Brabson JH, Clifford D, Kerwin E, et al. Am J Med. 2002;113:15–21
Purpose of the Study.
The study was designed to compare the efficacy and safety of fluticasone propionate and zafirlukast in patients with relatively stable persistent asthma who were previously treated with inhaled corticosteroids and short-acting β2-agonists.

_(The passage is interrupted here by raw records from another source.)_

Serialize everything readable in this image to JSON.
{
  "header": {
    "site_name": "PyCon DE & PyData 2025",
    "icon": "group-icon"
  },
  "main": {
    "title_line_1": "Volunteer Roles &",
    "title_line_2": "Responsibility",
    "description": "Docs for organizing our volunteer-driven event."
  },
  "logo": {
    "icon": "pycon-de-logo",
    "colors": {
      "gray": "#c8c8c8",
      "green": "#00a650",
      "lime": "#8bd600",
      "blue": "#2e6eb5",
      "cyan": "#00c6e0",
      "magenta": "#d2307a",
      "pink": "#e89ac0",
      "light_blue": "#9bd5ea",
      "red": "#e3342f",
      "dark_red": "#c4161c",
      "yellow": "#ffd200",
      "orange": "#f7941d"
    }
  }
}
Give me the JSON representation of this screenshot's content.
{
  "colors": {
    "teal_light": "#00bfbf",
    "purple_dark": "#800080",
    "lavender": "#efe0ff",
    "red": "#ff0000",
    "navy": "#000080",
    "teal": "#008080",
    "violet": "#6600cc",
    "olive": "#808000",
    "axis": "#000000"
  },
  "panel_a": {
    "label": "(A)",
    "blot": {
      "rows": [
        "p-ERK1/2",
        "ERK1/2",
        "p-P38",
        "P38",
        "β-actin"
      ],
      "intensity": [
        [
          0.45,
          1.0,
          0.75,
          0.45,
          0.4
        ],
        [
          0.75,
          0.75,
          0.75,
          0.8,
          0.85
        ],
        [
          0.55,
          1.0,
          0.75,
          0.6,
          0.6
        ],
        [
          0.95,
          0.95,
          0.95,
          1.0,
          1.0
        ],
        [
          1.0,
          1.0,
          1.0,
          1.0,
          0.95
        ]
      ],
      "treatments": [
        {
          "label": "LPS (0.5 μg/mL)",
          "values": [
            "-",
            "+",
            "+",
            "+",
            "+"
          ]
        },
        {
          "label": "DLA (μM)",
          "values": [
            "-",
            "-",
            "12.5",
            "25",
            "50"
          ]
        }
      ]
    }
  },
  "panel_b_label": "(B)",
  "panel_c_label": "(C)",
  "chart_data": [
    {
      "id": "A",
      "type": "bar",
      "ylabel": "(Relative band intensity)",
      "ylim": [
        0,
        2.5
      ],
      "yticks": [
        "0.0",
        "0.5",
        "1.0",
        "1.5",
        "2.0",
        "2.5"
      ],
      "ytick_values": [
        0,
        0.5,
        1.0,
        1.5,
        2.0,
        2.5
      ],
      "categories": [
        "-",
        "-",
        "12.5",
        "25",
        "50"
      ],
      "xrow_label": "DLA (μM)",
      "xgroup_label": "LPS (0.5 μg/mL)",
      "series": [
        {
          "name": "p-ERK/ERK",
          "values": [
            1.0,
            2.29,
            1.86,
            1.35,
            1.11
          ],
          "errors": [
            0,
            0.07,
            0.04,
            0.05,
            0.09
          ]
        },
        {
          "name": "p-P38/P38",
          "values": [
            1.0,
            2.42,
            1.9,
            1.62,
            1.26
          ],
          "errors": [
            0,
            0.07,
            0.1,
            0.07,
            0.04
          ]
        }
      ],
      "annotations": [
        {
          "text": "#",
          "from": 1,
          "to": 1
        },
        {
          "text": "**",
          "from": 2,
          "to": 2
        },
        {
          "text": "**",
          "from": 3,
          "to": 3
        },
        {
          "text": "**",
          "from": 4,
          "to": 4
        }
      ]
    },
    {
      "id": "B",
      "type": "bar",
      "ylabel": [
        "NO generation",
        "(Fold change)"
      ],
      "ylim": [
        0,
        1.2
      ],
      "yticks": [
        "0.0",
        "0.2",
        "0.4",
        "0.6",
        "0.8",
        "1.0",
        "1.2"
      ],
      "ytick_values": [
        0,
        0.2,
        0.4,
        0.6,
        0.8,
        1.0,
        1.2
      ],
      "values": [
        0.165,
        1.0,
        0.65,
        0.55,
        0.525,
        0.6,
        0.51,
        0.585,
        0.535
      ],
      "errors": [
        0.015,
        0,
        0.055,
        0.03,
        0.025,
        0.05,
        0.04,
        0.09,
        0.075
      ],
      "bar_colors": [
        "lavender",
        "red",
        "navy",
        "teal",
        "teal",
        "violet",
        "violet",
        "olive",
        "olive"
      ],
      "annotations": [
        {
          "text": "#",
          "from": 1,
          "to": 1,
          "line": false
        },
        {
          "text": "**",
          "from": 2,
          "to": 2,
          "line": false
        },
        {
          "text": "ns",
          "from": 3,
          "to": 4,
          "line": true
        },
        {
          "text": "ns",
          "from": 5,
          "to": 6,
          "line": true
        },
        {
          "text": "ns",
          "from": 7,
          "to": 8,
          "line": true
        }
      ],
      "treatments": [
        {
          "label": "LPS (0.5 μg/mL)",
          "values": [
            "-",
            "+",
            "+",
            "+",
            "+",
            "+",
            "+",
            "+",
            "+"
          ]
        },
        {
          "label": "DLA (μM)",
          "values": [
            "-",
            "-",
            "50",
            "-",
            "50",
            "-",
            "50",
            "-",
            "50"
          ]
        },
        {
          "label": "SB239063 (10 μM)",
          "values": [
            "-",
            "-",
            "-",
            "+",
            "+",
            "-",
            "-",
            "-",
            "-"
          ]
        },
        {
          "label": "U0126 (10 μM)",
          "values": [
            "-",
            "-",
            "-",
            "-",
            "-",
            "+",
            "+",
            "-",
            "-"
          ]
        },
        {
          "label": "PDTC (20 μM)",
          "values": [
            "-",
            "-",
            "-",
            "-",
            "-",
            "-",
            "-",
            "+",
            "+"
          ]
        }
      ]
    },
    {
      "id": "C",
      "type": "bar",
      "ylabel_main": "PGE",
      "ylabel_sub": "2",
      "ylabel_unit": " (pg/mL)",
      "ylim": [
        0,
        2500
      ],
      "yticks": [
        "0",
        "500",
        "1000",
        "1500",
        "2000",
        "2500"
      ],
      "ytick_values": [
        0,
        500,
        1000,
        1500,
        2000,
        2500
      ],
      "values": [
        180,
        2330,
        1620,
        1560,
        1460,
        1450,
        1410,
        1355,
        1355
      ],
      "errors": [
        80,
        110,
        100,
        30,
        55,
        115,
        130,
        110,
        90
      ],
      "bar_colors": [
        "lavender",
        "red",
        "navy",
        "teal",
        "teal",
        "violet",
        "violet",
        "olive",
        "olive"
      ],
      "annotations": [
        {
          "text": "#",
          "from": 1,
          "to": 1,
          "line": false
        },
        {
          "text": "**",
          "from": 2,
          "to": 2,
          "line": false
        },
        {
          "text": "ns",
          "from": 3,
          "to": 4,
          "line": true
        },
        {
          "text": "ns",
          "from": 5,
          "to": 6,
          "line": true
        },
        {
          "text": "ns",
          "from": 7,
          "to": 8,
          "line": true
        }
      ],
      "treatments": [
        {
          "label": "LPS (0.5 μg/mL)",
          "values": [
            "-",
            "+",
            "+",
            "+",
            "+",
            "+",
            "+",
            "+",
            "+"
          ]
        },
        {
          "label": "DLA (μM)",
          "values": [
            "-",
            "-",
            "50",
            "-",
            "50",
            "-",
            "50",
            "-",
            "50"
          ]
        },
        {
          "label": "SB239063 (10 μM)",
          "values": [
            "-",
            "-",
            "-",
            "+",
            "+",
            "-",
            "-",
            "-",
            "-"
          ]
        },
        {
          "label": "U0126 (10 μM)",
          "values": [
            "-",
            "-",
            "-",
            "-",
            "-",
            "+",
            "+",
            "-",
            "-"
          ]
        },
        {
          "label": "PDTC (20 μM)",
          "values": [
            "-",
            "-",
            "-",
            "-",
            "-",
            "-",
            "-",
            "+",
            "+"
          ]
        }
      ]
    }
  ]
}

Patient Population and Methods.
A total of 440 patients (≥12 years of age) previously treated with inhaled corticosteroids (beclomethasone dipropionate or triamcinolone acetonide) and short-acting β2-agonists were included in this randomized, double-blind study. After an 8-day run-in period, patients were treated with fluticasone (88 μg) or zafirlukast (20 mg) twice daily for 6 weeks. Outcome measures included pulmonary function (forced expiratory volume in 1 second [FEV1], peak expiratory flow [PEF]), albuterol use, asthma symptoms, withdrawals attributable to lack of efficacy, and asthma exacerbations.
Results.
Patients treated with fluticasone (n = 224) experienced greater mean increases in FEV1 (0.24 L vs 0.08 L; P < .001), morning PEF (30 L/min vs 6 L/min; P < .001), and evening PEF (23 L/min vs 5 L/min; P < .001) during the study than did those treated with zafirlukast (n = 216). Fluticasone-treated patients had significantly greater increases in the mean percentages of symptom-free days (22% vs 8%; P < .001), rescue-free days (23% vs 10%; P = .002), nights with uninterrupted sleep (<1% vs −5%; P = .006), and fewer asthma exacerbations (1% vs 6%; P = .005). Fewer fluticasone-treated patients were withdrawn because of a lack of efficacy (2% vs 13%; P < .001).
Conclusions.
Inhaled fluticasone was more effective than zafirlukast in maintaining or improving asthma control in patients with relatively stable asthma who were switched from low-dose inhaled corticosteroids.
Reviewer’s Comments.
So the debate rages on. What’s different here is that the dose of fluticasone used was very low; only slightly greater than waving the inhaler over the patient’s head. On the other hand, we all see patients whose symptoms are extremely well-controlled with leukotriene receptor antagonists.